Nurre’s attorneys argued that the graduation ceremony was a “limited public forum,” and the district court agreed.  A limited public forum is a non-public forum that the government has intentionally opened to certain groups or for the discussion of certain topics.  In a limited public forum, restrictions on speech are permitted so long as they are “viewpoint neutral” and “reasonable” in light of the purpose served by the forum.  Much like the Lemon test in Establishment Clause cases, the limited public forum test gives the judge so much leeway that it is quite difficult to say when the court’s decision is incorrect as a matter of law.  Very few restrictions do not meet the requirement of being “reasonable,” and “viewpoint neutrality” really depends upon your point of view. 

This case is a perfect example of the pliable nature of the test: how can it be said that prohibiting religious messages at a graduation ceremony is unreasonable any more than the Establishment Clause requirement that everything be “secular” in nature?  The district court concluded that the school district’s prohibition on religion in the graduation ceremony was “viewpoint neutral” because it did not “discriminate against a specific religious sect or creed.”  From a certain point of view, albeit a very technical one, this makes sense.  But given that the Supreme Court has consistently held that neutrality in the Establishment Clause context means not only that the government cannot show favoritism between different religious sects but also between religion and “irreligion,” it seems hypocritical to claim in the Free Speech Clause context that viewpoint neutrality permits the government to single out religious speech for prohibition.

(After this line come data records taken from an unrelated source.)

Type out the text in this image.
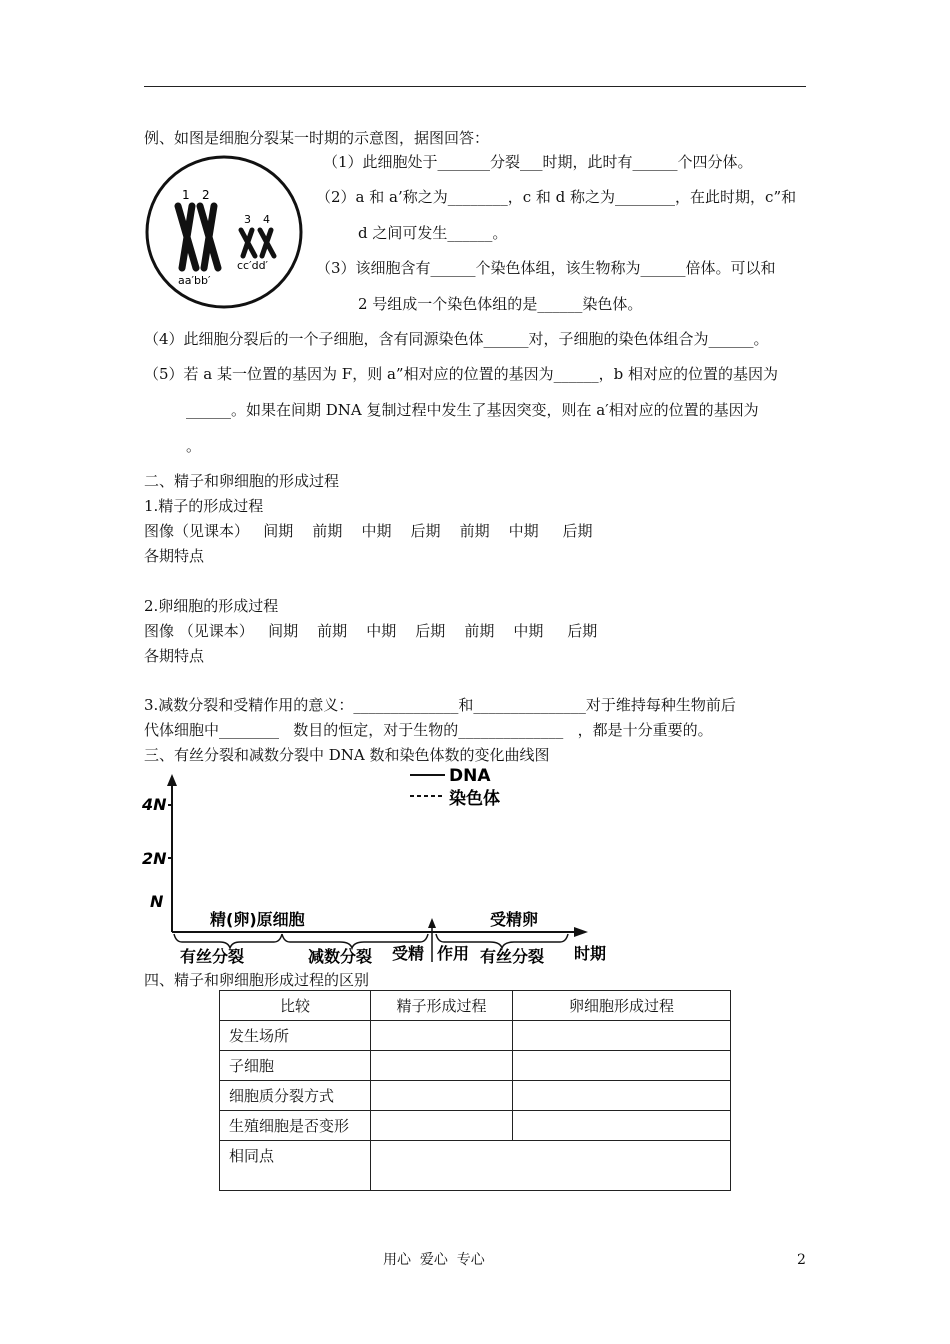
例、如图是细胞分裂某一时期的示意图，据图回答：
1 2
3 4
aa′bb′
cc′dd′
（1）此细胞处于_______分裂___时期，此时有______个四分体。
（2）a 和 a’称之为________，c 和 d 称之为________，在此时期，c”和
d 之间可发生______。
（3）该细胞含有______个染色体组，该生物称为______倍体。可以和
2 号组成一个染色体组的是______染色体。
（4）此细胞分裂后的一个子细胞，含有同源染色体______对，子细胞的染色体组合为______。
（5）若 a 某一位置的基因为 F，则 a”相对应的位置的基因为______，b 相对应的位置的基因为
______。如果在间期 DNA 复制过程中发生了基因突变，则在 a′相对应的位置的基因为
。
二、精子和卵细胞的形成过程
1.精子的形成过程
图像（见课本）   间期    前期    中期    后期    前期    中期     后期
各期特点
2.卵细胞的形成过程
图像 （见课本）   间期    前期    中期    后期    前期    中期     后期
各期特点
3.减数分裂和受精作用的意义：______________和_______________对于维持每种生物前后
代体细胞中________   数目的恒定，对于生物的______________   ，都是十分重要的。
三、有丝分裂和减数分裂中 DNA 数和染色体数的变化曲线图
DNA
染色体
4N
2N
N
精(卵)原细胞	受精卵
有丝分裂	减数分裂 受精 作用 有丝分裂 时期
四、精子和卵细胞形成过程的区别
比较	精子形成过程	卵细胞形成过程
发生场所		
子细胞		
细胞质分裂方式		
生殖细胞是否变形		
相同点		
用心  爱心  专心	2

While Rutherford attorneys had a plausible argument that the school district’s prohibition was not viewpoint neutral, they never should have placed themselves in the position of resting their case on silly-putty judicial tests that can take any shape a judge chooses to fit the judge’s desired outcome.  As with their Establishment Clause arguments, they should not be shocked that they got burned when they played with the fire of judicial whims. 

E) Conclusion

The point of all of this is that Nurre’s case should not have been in court at all because, as poor as the school district’s decision was, it did not violate the First Amendment to the U.S. Constitution.  Christian public interest attorneys debase their claims when the only arguments they make rely upon the fabricated musings of the U.S. Supreme Court because of all attorneys, we should be the ones standing on honest and true moral and legal principles.  The Constitution may not always get things right in terms of what it protects versus what it does not protect, but it is the law, and following it will, more often than not, maximize our liberty under law—including our religious liberty.  This is why the Foundation bases its arguments on the text of the Constitution, and it is how we tangibly and starkly differ from the rest of the Christian public interest legal world.  We may march to the beat of a different drummer, but since the drum is the U.S. Constitution, they are the ones who need to adjust their steps.